The Impact of Europe’s LNG Import Capacity Expansion?
1. Greater stability in the EU energy sector
LNG is essential for energy security across Europe. The renewable stock in the continent isn’t fully developed yet, making it an unreliable energy source. LNG is the cleanest energy source with sufficiently developed infrastructure and technology for a stable energy sector.
With the increasing LNG import capacity, Europe now has a chance of diversifying its energy supply and minimizing its dependence on Russian pipeline gas. EU member nations can now source their LNG from as far as Qatar, Australia, and the USA. That alone will ensure greater energy security and stability.
2. Lower LNG prices
Higher LNG import capacity means more competition between LNG exporters. Every LNG player now wants a stake in the lucrative EU energy market. This surge in the market will keep lowering LNG prices for European energy buyers.

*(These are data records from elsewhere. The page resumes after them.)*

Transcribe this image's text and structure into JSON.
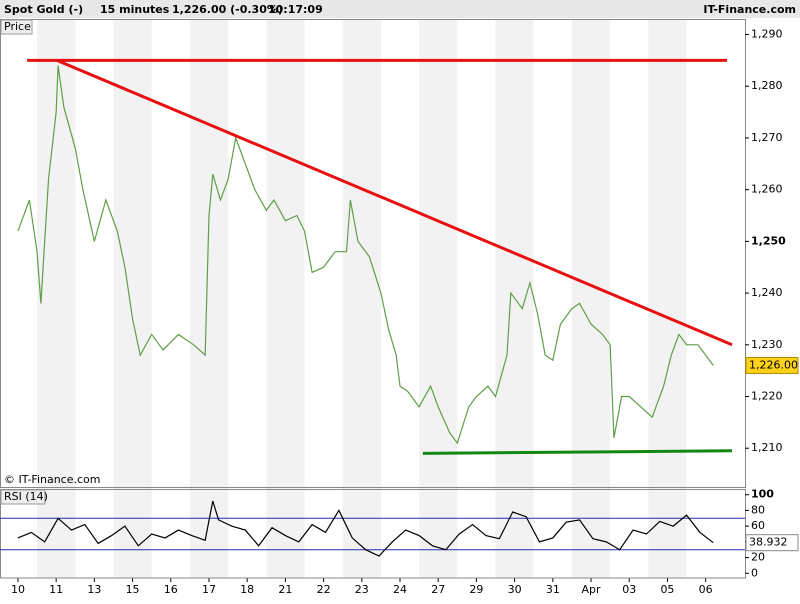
{
  "header": {
    "instrument": "Spot Gold (-)",
    "interval": "15 minutes",
    "quote": "1,226.00 (-0.30%)",
    "time": "10:17:09",
    "brand": "IT-Finance.com"
  },
  "chart_data": [
    {
      "type": "line",
      "label": "Price",
      "watermark": "© IT-Finance.com",
      "xlim": [
        -0.47,
        19.03
      ],
      "xticks": [
        {
          "value": 0,
          "label": "10"
        },
        {
          "value": 1,
          "label": "11"
        },
        {
          "value": 2,
          "label": "13"
        },
        {
          "value": 3,
          "label": "15"
        },
        {
          "value": 4,
          "label": "16"
        },
        {
          "value": 5,
          "label": "17"
        },
        {
          "value": 6,
          "label": "18"
        },
        {
          "value": 7,
          "label": "21"
        },
        {
          "value": 8,
          "label": "22"
        },
        {
          "value": 9,
          "label": "23"
        },
        {
          "value": 10,
          "label": "24"
        },
        {
          "value": 11,
          "label": "27"
        },
        {
          "value": 12,
          "label": "29"
        },
        {
          "value": 13,
          "label": "30"
        },
        {
          "value": 14,
          "label": "31"
        },
        {
          "value": 15,
          "label": "Apr"
        },
        {
          "value": 16,
          "label": "03"
        },
        {
          "value": 17,
          "label": "05"
        },
        {
          "value": 18,
          "label": "06"
        }
      ],
      "ylim": [
        1202.5,
        1293
      ],
      "yticks": [
        {
          "value": 1210,
          "label": "1,210"
        },
        {
          "value": 1220,
          "label": "1,220"
        },
        {
          "value": 1230,
          "label": "1,230"
        },
        {
          "value": 1240,
          "label": "1,240"
        },
        {
          "value": 1250,
          "label": "1,250"
        },
        {
          "value": 1260,
          "label": "1,260"
        },
        {
          "value": 1270,
          "label": "1,270"
        },
        {
          "value": 1280,
          "label": "1,280"
        },
        {
          "value": 1290,
          "label": "1,290"
        }
      ],
      "current_value": 1226,
      "current_label": "1,226.00",
      "series": [
        {
          "name": "Spot Gold",
          "color": "#5f9e48",
          "x": [
            0.0,
            0.3,
            0.5,
            0.6,
            0.8,
            1.0,
            1.05,
            1.2,
            1.5,
            1.7,
            2.0,
            2.3,
            2.6,
            2.8,
            3.0,
            3.2,
            3.5,
            3.8,
            4.2,
            4.6,
            4.9,
            5.0,
            5.1,
            5.3,
            5.5,
            5.7,
            5.9,
            6.2,
            6.5,
            6.7,
            7.0,
            7.3,
            7.5,
            7.7,
            8.0,
            8.3,
            8.6,
            8.7,
            8.9,
            9.2,
            9.5,
            9.7,
            9.9,
            10.0,
            10.2,
            10.5,
            10.8,
            11.0,
            11.3,
            11.5,
            11.8,
            12.0,
            12.3,
            12.5,
            12.8,
            12.9,
            13.2,
            13.4,
            13.6,
            13.8,
            14.0,
            14.2,
            14.5,
            14.7,
            15.0,
            15.3,
            15.5,
            15.6,
            15.8,
            16.0,
            16.3,
            16.6,
            16.9,
            17.1,
            17.3,
            17.5,
            17.8,
            18.0,
            18.2
          ],
          "values": [
            1252,
            1258,
            1248,
            1238,
            1262,
            1275,
            1284,
            1276,
            1268,
            1260,
            1250,
            1258,
            1252,
            1245,
            1235,
            1228,
            1232,
            1229,
            1232,
            1230,
            1228,
            1255,
            1263,
            1258,
            1262,
            1270,
            1266,
            1260,
            1256,
            1258,
            1254,
            1255,
            1252,
            1244,
            1245,
            1248,
            1248,
            1258,
            1250,
            1247,
            1240,
            1233,
            1228,
            1222,
            1221,
            1218,
            1222,
            1218,
            1213,
            1211,
            1218,
            1220,
            1222,
            1220,
            1228,
            1240,
            1237,
            1242,
            1236,
            1228,
            1227,
            1234,
            1237,
            1238,
            1234,
            1232,
            1230,
            1212,
            1220,
            1220,
            1218,
            1216,
            1222,
            1228,
            1232,
            1230,
            1230,
            1228,
            1226
          ]
        }
      ],
      "lines": [
        {
          "color": "#e81010",
          "x": [
            0.24,
            18.56
          ],
          "y": [
            1285,
            1285
          ]
        },
        {
          "color": "#e81010",
          "x": [
            1.02,
            18.69
          ],
          "y": [
            1285,
            1230
          ]
        },
        {
          "color": "#118811",
          "x": [
            10.6,
            18.69
          ],
          "y": [
            1209,
            1209.5
          ]
        }
      ]
    },
    {
      "type": "line",
      "label": "RSI (14)",
      "ylim": [
        -6,
        106
      ],
      "yticks": [
        0,
        20,
        40,
        60,
        80,
        100
      ],
      "bands": [
        30,
        70
      ],
      "current_value": 38.932,
      "series": [
        {
          "name": "RSI",
          "color": "#000000",
          "x": [
            0.0,
            0.35,
            0.7,
            1.05,
            1.4,
            1.75,
            2.1,
            2.45,
            2.8,
            3.15,
            3.5,
            3.85,
            4.2,
            4.55,
            4.9,
            5.1,
            5.25,
            5.6,
            5.95,
            6.3,
            6.65,
            7.0,
            7.35,
            7.7,
            8.05,
            8.4,
            8.75,
            9.1,
            9.45,
            9.8,
            10.15,
            10.5,
            10.85,
            11.2,
            11.55,
            11.9,
            12.25,
            12.6,
            12.95,
            13.3,
            13.65,
            14.0,
            14.35,
            14.7,
            15.05,
            15.4,
            15.75,
            16.1,
            16.45,
            16.8,
            17.15,
            17.5,
            17.85,
            18.2
          ],
          "values": [
            45,
            52,
            40,
            70,
            55,
            62,
            38,
            48,
            60,
            35,
            50,
            45,
            55,
            48,
            42,
            92,
            68,
            60,
            55,
            35,
            58,
            48,
            40,
            62,
            52,
            80,
            45,
            30,
            22,
            40,
            55,
            48,
            35,
            30,
            50,
            62,
            48,
            44,
            78,
            72,
            40,
            45,
            65,
            68,
            44,
            40,
            30,
            55,
            50,
            66,
            60,
            74,
            52,
            38.932
          ]
        }
      ]
    }
  ]
}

3. More employment and taxation opportunities
More LNG regasification terminals mean more employment opportunities for European job seekers. One LNG facility is estimated to hire up to 800 workers for the construction, commissioning, and start-up operations. Joe Sigelman was recently quoted saying that his company AG&P is currently the largest employer in Batangas. That should tell you how impactful LNG is in and outside the energy sector. Apart from providing employment for local Filipinos, the company also drives international business to the local economy. That expands the tax basket for the local government.
4. Phasing out coal-fuelled power plants
EU’s transition to cleaner fuels is on! The EU has been gradually phasing out coal-fuelled power plants now that it has LNG- a reliable, stable, and cleaner burning fuel. LNG will help the continent reduce carbon emissions, combat climate change, and eventually meet its climate-neutral goals.
Final word
There’s an immediate need for clean fuels in Europe. Imported LNG will bridge the bloc’s energy gap between the current energy needs and the expected renewables revolution. LNG is the energy solution that will put Europe on the path to zero emissions.